COLUMBIA — Wait. Kevin Costner has a band?
Yep. That guy from the “if you build it, he will come” movie ("Field of Dreams") had a show at the Blue Note on Monday, and, surprisingly, he still has a couple of fans.
The band, Kevin Costner and Modern West, features the Academy Award winner as the lead singer and acoustic guitarist.
Steffi Simon, 84, who came from St. Charles to see Costner, brought her black and white polka dot purse with two photos of Costner fashionably displayed on the front. Around her neck was another picture, and she had several more in her wallet.
“I have a shirt too, but it’s at home,” Simon said, with a large smile.
She came with a small group, including her daughter and granddaughter. Even though they arrived at the venue more than two hours before the doors opened, they were still behind about 30 people already in line.
Simon, who has been a fan since first seeing “Message in a Bottle” six years ago, had the chance to meet Costner before the show. Her granddaughter, after e-mailing the band for months, was able to get Simon in to the meet-and-greet.
“She’s going to ask him to kiss her,” Julie Heckenkamp, Simon’s daughter, said.
Simon’s house, according to Heckenkamp, is a shrine to the actor. Her Costner-themed collection includes multiple posters, sweatshirts and even light switches displaying the actor’s face. Her favorite movie is “For Love of the Game,” but she buys all of them — even the ones she doesn’t like.
“No one is as obsessed as she is,” Heckenkamp said.
Perhaps not, but Cindy Triplett, a self-proclaimed Costner fanatic, might disagree. Triplett, who had waited for more than three hours with friends, was first in line at the Blue Note. She brought with her a couple of friends and a T-shirt, which featured a doctored photo of her and Costner snuggled close.
The photo is a souvenir taken in a studio atop the World Trade Center in 1993. It superimposes an image of Costner in a tuxedo with an image of Triplett. When she met Costner after the band’s sound check, Triplett made sure he got a glimpse of the shirt.
“I said, ‘Do you remember this night?’ And he said, ‘ I must have been pretty liquored up,’” Triplett said, laughing with her friends.
Also in the group was Lisa Kendall, 43, who said that Costner “smelled good” when she met him and that she was planning to get as close as possible during the show.
“I’ll be trying to get up in the front. I’ll crawl on my hands and knees if I have to,” Kendall said.
The crowd, made up mostly of woman over the age of 40, stayed fairly calm before Costner's band took the stage. Most of the fans had not purchased, or even listened to, the album and were simply there to get a glimpse of the actor they remembered from “Bull Durham” and “Dances with Wolves."
But before there were fans like Simon and Triplett who cared about Costner as a leading man, he played in a band called Roving Boy with John Coinman and Blair Forward. They have both stuck around to play with the actor now that his starring roles, and hairline, have begun to recede.

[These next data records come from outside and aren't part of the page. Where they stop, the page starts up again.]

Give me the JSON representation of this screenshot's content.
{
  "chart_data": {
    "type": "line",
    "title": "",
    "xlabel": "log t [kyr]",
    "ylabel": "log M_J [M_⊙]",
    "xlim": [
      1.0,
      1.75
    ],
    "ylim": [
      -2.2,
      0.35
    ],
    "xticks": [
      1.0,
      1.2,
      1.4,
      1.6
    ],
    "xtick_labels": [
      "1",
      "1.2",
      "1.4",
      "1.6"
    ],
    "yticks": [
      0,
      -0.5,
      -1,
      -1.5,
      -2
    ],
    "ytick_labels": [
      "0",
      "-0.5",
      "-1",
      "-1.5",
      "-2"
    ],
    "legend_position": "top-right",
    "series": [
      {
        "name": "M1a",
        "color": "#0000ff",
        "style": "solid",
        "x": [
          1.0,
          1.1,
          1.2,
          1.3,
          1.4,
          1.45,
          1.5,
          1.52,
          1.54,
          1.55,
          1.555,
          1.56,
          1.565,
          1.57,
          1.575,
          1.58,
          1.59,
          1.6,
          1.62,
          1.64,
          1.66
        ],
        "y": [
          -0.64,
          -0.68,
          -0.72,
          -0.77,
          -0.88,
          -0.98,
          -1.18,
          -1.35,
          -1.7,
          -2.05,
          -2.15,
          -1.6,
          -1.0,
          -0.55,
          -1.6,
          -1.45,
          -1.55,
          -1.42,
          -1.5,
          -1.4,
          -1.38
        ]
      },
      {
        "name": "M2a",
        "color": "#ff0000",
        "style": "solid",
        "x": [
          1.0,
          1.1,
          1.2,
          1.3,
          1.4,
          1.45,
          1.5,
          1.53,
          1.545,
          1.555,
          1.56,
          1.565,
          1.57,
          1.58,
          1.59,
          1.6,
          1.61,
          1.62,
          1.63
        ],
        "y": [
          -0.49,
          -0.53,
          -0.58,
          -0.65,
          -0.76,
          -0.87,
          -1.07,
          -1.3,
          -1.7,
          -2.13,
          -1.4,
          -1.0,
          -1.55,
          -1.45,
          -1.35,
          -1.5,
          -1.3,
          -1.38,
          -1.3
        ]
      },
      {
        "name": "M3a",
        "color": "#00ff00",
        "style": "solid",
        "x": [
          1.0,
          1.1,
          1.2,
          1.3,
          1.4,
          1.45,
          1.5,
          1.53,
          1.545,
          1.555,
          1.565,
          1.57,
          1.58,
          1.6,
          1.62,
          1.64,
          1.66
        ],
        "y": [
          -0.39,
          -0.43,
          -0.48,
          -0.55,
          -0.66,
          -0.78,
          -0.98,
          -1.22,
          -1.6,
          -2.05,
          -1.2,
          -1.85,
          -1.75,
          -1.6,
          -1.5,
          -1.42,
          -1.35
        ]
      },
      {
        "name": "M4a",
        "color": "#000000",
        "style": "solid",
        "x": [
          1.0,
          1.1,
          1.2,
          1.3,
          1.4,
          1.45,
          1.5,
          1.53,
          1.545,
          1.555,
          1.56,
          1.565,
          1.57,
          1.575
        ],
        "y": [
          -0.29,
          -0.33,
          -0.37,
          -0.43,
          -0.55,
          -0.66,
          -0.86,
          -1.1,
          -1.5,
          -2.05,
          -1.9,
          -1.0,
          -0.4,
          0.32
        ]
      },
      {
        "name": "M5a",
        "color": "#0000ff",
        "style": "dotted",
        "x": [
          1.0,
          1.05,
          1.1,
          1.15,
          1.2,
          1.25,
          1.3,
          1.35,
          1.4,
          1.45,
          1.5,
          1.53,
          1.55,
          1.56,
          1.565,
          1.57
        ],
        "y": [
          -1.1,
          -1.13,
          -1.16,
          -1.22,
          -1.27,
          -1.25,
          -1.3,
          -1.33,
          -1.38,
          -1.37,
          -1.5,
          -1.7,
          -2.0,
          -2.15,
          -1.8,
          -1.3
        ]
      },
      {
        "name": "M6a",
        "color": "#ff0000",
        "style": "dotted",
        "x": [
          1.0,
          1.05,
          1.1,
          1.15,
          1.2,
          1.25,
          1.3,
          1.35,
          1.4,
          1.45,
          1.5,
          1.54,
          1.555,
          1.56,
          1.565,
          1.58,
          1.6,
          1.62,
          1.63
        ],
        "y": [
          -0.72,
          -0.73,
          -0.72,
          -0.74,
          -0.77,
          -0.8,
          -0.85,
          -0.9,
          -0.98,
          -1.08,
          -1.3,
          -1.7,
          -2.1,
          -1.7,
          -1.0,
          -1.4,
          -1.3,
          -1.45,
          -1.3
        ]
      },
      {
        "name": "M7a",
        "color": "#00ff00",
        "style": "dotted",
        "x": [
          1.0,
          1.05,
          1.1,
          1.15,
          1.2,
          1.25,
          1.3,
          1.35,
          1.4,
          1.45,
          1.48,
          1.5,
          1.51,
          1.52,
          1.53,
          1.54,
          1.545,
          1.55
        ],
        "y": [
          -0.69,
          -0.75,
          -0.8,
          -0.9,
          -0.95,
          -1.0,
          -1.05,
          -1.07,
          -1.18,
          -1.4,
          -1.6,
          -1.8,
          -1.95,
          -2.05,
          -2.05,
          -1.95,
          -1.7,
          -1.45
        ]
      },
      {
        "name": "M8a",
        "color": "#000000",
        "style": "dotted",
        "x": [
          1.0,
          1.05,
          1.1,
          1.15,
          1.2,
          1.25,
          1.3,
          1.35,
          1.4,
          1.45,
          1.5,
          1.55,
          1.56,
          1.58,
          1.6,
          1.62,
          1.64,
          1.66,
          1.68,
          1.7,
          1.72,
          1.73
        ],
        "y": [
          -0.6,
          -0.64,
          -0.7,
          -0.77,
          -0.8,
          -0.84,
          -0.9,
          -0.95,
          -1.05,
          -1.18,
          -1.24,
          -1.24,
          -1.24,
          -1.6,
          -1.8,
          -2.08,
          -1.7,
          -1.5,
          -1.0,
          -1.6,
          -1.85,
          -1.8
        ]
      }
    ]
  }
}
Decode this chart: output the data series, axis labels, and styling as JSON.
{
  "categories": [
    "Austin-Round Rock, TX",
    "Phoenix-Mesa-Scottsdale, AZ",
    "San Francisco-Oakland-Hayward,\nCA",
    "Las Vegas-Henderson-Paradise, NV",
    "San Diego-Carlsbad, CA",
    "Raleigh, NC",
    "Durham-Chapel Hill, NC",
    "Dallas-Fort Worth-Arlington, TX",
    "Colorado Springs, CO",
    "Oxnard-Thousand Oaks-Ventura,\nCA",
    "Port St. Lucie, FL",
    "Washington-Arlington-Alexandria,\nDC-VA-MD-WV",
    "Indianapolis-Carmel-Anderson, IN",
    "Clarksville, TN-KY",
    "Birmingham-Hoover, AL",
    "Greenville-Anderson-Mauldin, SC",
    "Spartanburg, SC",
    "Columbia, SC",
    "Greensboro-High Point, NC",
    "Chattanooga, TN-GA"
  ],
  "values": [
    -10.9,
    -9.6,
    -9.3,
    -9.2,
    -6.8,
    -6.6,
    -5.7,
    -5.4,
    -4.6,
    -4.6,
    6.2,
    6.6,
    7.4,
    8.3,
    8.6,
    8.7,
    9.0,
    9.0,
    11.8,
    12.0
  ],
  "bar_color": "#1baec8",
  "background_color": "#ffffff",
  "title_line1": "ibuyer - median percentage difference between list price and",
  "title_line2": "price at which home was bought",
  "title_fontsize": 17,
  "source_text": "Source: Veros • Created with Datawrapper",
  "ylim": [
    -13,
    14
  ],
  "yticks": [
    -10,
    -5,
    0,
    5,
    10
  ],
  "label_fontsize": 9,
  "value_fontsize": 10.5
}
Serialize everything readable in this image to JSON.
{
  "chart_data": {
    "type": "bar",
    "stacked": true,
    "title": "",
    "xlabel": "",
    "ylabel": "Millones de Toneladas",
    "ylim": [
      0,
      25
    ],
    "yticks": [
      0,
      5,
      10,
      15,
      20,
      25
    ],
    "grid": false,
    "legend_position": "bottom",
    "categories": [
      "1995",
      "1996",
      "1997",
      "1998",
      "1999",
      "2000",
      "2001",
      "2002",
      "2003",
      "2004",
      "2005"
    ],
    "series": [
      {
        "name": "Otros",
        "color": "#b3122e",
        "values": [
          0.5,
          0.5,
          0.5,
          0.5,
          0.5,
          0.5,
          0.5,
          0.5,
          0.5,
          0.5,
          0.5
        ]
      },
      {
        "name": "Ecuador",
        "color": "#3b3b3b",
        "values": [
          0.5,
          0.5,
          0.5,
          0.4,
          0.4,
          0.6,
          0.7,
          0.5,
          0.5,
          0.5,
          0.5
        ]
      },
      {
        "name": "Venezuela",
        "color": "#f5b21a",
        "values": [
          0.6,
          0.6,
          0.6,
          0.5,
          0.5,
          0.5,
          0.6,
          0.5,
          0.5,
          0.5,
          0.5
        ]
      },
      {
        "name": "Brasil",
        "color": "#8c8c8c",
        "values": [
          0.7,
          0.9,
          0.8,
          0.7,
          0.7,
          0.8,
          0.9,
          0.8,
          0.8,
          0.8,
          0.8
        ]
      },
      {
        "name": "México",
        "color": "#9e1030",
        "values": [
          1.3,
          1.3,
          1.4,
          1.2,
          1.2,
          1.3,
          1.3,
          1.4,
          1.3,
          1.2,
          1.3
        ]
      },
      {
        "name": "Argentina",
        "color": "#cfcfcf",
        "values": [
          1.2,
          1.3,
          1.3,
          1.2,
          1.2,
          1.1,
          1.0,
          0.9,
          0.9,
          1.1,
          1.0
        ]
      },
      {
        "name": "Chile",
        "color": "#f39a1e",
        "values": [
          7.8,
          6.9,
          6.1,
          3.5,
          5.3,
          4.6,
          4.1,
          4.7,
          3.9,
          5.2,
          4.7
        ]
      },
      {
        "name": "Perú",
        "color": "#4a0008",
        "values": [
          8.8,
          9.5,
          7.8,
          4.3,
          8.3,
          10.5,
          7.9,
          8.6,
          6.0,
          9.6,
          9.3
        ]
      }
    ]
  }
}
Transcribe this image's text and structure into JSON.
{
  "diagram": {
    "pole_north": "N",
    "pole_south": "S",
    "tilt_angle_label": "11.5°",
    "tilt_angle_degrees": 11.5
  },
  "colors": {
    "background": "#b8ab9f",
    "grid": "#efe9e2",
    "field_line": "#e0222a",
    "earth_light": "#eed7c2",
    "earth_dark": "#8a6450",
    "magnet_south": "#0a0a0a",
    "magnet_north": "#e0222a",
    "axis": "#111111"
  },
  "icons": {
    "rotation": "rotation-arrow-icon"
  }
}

Coinman and Forward, along with Teddy Morgan, Larry Cobb and Park Chisolm, make up Modern West. The band, along with the actor, is on a tour of small venues in several cities in the Midwest, including Oklahoma City; Omaha, Neb.; and Des Moines, Iowa. Columbia was their only stop in Missouri.
The tour follows the release of the band's debut album “Untold Truths,” which was released Nov. 11, 2008.